Here is Lynsey's story:
"I did it! I have qualified as a learning disability nurse, something I never thought would happen.
"I have always wanted to work with individuals with a learning disability.
"As a teenager, I helped out at a day centre and the local Gateway club. I started my journey working for Devon Partnership NHS Trust in 1995 in a Local Support Unit as a house parent. My plan was to complete my nurse training after I had gained some experience. I was accepted onto my learning disability nurse training in 2000 at Plymouth University but found out I was pregnant with my first son, so declined the place.
"The years rolled on and the opportunity never presented itself again. Redesigns of the service came and went, moving roles through the process. Then, in 2016 I applied for the Assistant Practitioners Foundation degree with the Open University, funded by Devon Partnership NHS Trust and was successful. Never did I think that would lead on to being seconded to the University of the West of England to complete my degree in my mid-forties, but it did!
"My university journey has not been an easy one with adapting to academic writing and endless research. However, it’s a journey that has expanded my knowledge and understanding. Placements have been invaluable with the chance to work in areas of the organisation I never thought I would. Some placements that I was allocated I was worried about, such as Langdon hospital. However, these have been the most rewarding and supportive, thanks to my mentor, Liz. Furthermore, having the opportunity to work on general wards in our District hospital was challenging but I very much appreciated the experience. I thank my mentors who took me under their wings and guided me on my journey, sharing their own experiences and knowledge.
"The last few months have been tough for us all, having to adapt not only to a new working life but our home lives too, due to the pandemic. I finished my final placement in front of a computer at home, not at all how I wanted it. I didn’t have the option to opt into practice like many student nurses, as I was classed as a critical shielder due to being hospitalised for eight days at Christmas with the flu! So, I ended my student journey in my lounge at home and started my new role as a nurse there too. Social media has been helpful during this time, using twitter as a platform to keep in contact and grow a professional network within the organisation and nationally.

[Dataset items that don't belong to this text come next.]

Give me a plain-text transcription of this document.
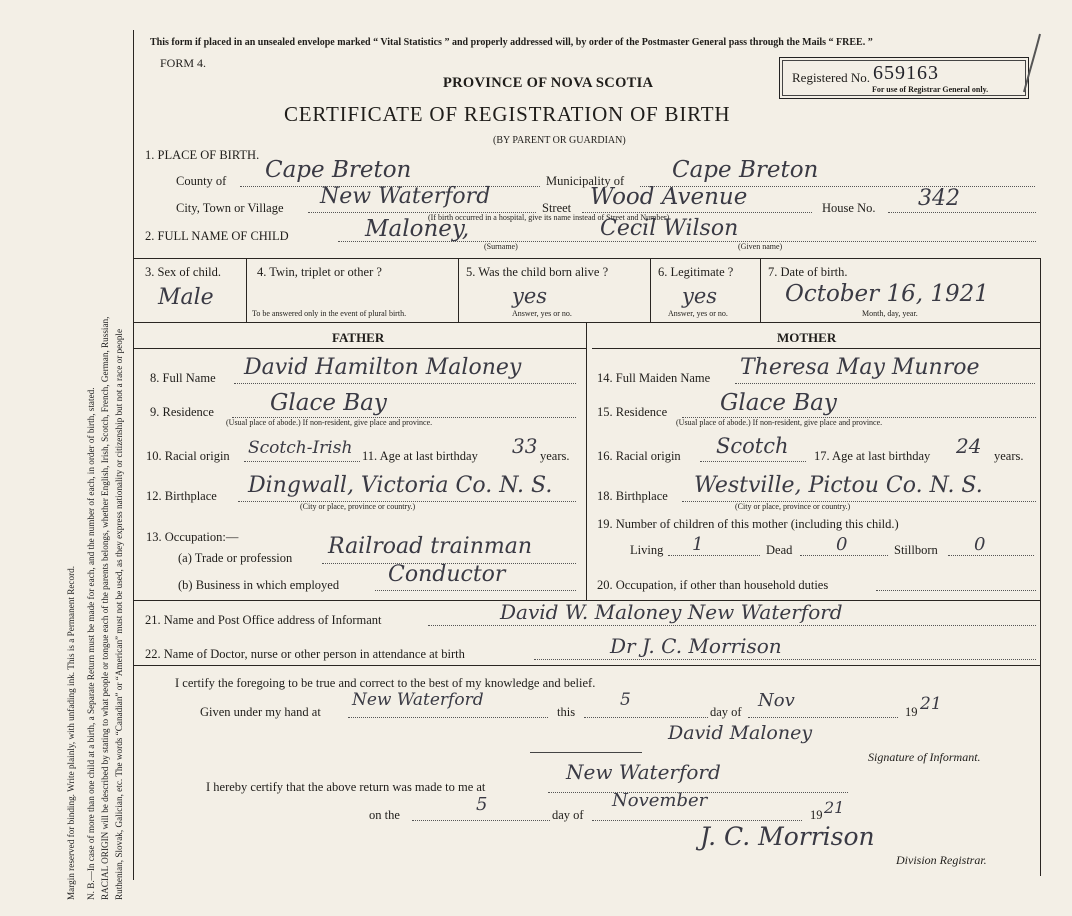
Margin reserved for binding. Write plainly, with unfading ink. This is a Permanent Record. N. B.—In case of more than one child at a birth, a Separate Return must be made for each, and the number of each, in order of birth, stated. RACIAL ORIGIN will be described by stating to what people or tongue each of the parents belongs, whether English, Irish, Scotch, French, German, Russian, Ruthenian, Slovak, Galician, etc. The words “Canadian” or “American” must not be used, as they express nationality or citizenship but not a race or people
This form if placed in an unsealed envelope marked “ Vital Statistics ” and properly addressed will, by order of the Postmaster General pass through the Mails “ FREE. ”
FORM 4.
PROVINCE OF NOVA SCOTIA
CERTIFICATE OF REGISTRATION OF BIRTH
(BY PARENT OR GUARDIAN)
Registered No. 659163
For use of Registrar General only.
1. PLACE OF BIRTH.
County of Cape Breton	Municipality of Cape Breton
City, Town or Village New Waterford	Street Wood Avenue	House No. 342
(If birth occurred in a hospital, give its name instead of Street and Number)
2. FULL NAME OF CHILD	Maloney,	Cecil Wilson
(Surname)	(Given name)
3. Sex of child.
Male
4. Twin, triplet or other ?
To be answered only in the event of plural birth.
5. Was the child born alive ?
yes
Answer, yes or no.
6. Legitimate ?
yes
Answer, yes or no.
7. Date of birth.
October 16, 1921
Month, day, year.
FATHER	MOTHER
8. Full Name David Hamilton Maloney
9. Residence Glace Bay
(Usual place of abode.) If non-resident, give place and province.
10. Racial origin Scotch-Irish 11. Age at last birthday 33 years.
12. Birthplace Dingwall, Victoria Co. N. S.
(City or place, province or country.)
13. Occupation:—
(a) Trade or profession Railroad trainman
(b) Business in which employed Conductor
14. Full Maiden Name Theresa May Munroe
15. Residence Glace Bay
(Usual place of abode.) If non-resident, give place and province.
16. Racial origin Scotch 17. Age at last birthday 24 years.
18. Birthplace Westville, Pictou Co. N. S.
(City or place, province or country.)
19. Number of children of this mother (including this child.)
Living 1	Dead 0	Stillborn 0
20. Occupation, if other than household duties
21. Name and Post Office address of Informant	David W. Maloney New Waterford
22. Name of Doctor, nurse or other person in attendance at birth	Dr J. C. Morrison
I certify the foregoing to be true and correct to the best of my knowledge and belief.
Given under my hand at
New Waterford
this
5
day of
Nov
19 21
David Maloney
Signature of Informant.
I hereby certify that the above return was made to me at
New Waterford
on the	5	day of
November
19 21
J. C. Morrison
Division Registrar.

"I’m so grateful that I was given the opportunity to train as a nurse on a course funded by Devon Partnership NHS Trust and to embark on this never ending journey of learning and development – it’s such a rewarding and diverse organisation.
"There are two people I’d like to thank as without their support I would not have got to the finish line. They are my fellow student nurses Lisa and Robyn. Thanks ladies for the long days on the M5 travelling to university, the laughs and the tears but we did it!!!! I’m so proud to be a Learning Disability Nurse.